La pregunta del título puede tener una respuesta obvia: Castillo representa al Partido Comunista. Pero ese partido también está representado en el parlamento por Oscar Andrade. Castillo afirmó que ante la ocupación de un liceo “hay que desocupar” y Andrade declaró que si desalojaban el liceo Zorrilla (ocupado entre otros por su hija) “voy a estar en la puerta resistiendo el desalojo porque me parece una barbaridad”. El PCU es un partido que puede tener a una militante de la UJC, y hasta un diputado del propio partido, resistiendo y siendo apaleados por orden de un jerarca del MTSS del propio PCU. ¡Vaya paradoja!

El PCU, sin embargo, dice no sentirse representado por la ley de Presupuesto (aunque la vota). Quieren otra política económica, lo que no les impide integrar el gobierno. ¿Cuál es el rol de Castillo en el MTSS?

Seguramente los dirigentes del PIT-CNT consideran a Castillo como “su hombre en el ministerio”. Hasta hace poco, tenían una visión similar sobre Murro. Pero esta es una vía de dos sentidos: Castillo también es el hombre del gobierno para intervenir en el PIT-CNT. Esto se reveló muy claramente durante la huelga educativa. La anunciada (y varias veces postergada) renuncia de Castillo estuvo al servicio no sólo de presionar a Vázquez, sino también a los sindicatos. Formó parte de un operativo que se expresó en la resolución de la Mesa Representativa del PIT-CNT votando un paro parcial, y recomendando a los gremios de la educación el levantamiento de los paros a cambio del cese de la “esencialidad”. Es decir, aplicar en los hechos la esencialidad, pero en forma “autónoma”. El operativo fracasó parcialmente; el decreto se levantó, Castillo sigue en su puesto en el Ministerio, pero los sindicatos docentes siguen siendo ariscos y difíciles de disciplinar. Por eso, ahora Marcelo Abdala pretende dar una vuelta de tuerca en la regimentación: las filiales de FENAPES y FUM de Montevideo (o cualquier otra) no podrían resolver paros si el motivo son temas “nacionales” (como el convenio colectivo).

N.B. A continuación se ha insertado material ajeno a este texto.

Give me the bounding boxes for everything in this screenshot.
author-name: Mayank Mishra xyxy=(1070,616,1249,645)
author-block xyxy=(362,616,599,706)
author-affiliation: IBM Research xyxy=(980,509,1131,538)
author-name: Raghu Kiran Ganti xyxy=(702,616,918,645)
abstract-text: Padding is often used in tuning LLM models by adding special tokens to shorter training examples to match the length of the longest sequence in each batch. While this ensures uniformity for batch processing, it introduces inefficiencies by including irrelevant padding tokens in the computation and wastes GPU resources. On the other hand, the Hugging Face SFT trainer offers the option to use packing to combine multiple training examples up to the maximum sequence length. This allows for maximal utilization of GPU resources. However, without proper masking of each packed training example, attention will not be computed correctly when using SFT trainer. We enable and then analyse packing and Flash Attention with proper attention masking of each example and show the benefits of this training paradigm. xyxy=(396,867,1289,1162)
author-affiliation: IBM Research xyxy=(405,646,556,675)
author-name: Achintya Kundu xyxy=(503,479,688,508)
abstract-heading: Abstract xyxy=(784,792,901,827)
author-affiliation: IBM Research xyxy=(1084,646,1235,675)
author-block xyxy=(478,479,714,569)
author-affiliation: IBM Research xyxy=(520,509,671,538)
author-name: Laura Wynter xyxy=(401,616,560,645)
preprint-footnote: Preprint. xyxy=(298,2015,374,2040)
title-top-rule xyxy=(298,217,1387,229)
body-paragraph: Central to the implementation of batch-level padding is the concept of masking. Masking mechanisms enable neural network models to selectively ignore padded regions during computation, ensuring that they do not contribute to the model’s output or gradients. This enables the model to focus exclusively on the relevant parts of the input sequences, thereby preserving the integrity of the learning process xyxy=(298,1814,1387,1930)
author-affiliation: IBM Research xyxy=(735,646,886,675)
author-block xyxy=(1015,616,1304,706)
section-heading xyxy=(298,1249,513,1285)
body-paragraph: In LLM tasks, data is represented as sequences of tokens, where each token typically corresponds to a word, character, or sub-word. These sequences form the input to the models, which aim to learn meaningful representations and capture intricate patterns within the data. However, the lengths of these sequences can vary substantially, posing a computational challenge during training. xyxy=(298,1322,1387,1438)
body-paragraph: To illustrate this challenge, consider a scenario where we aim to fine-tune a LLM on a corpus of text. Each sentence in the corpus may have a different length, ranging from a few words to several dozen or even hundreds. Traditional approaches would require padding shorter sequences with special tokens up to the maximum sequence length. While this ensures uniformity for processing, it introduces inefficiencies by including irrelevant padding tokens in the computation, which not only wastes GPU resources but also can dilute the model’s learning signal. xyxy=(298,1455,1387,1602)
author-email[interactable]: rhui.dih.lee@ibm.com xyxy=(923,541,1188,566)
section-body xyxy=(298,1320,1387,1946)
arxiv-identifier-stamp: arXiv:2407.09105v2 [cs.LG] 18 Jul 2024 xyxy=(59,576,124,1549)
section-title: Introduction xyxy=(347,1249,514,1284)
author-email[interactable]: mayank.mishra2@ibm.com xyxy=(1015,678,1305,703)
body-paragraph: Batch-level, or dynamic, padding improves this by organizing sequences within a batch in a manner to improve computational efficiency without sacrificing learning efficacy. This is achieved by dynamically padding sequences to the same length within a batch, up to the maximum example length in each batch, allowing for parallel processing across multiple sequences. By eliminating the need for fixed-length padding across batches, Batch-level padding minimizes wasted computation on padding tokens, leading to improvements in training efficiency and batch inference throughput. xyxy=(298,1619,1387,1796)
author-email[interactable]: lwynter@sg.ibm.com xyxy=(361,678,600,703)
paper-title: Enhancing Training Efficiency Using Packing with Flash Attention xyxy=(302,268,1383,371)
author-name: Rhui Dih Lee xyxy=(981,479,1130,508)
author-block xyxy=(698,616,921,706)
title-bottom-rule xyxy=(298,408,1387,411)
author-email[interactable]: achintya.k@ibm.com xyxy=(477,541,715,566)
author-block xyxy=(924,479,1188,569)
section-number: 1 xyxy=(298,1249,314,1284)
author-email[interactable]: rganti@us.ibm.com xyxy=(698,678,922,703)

Sólo la dirección nacional de esas federaciones podría aprobar medidas de lucha en estos casos.

La propia evolución de la crisis va a ir disolviendo la pretensión del PCU (y otros sectores vinculados a la burocracia sindical) de que son capaces de incidir en la interna del gobierno, que están allí para presionar a un giro a la izquierda, y otras tantas fantasías tantas veces ensayadas en la  historia de la izquierda y el movimiento obrero, en estas y otras latitudes. La crisis capitalista coloca la necesidad urgente de una dirección obrera independiente del gobierno, basada en la soberanía de las asambleas y que unifique la respuesta de los trabajadores ante la crisis. Y también la necesidad de construir un verdadero partido que represente a la clase obrera, que luche por un gobierno de trabajadores y por el socialismo.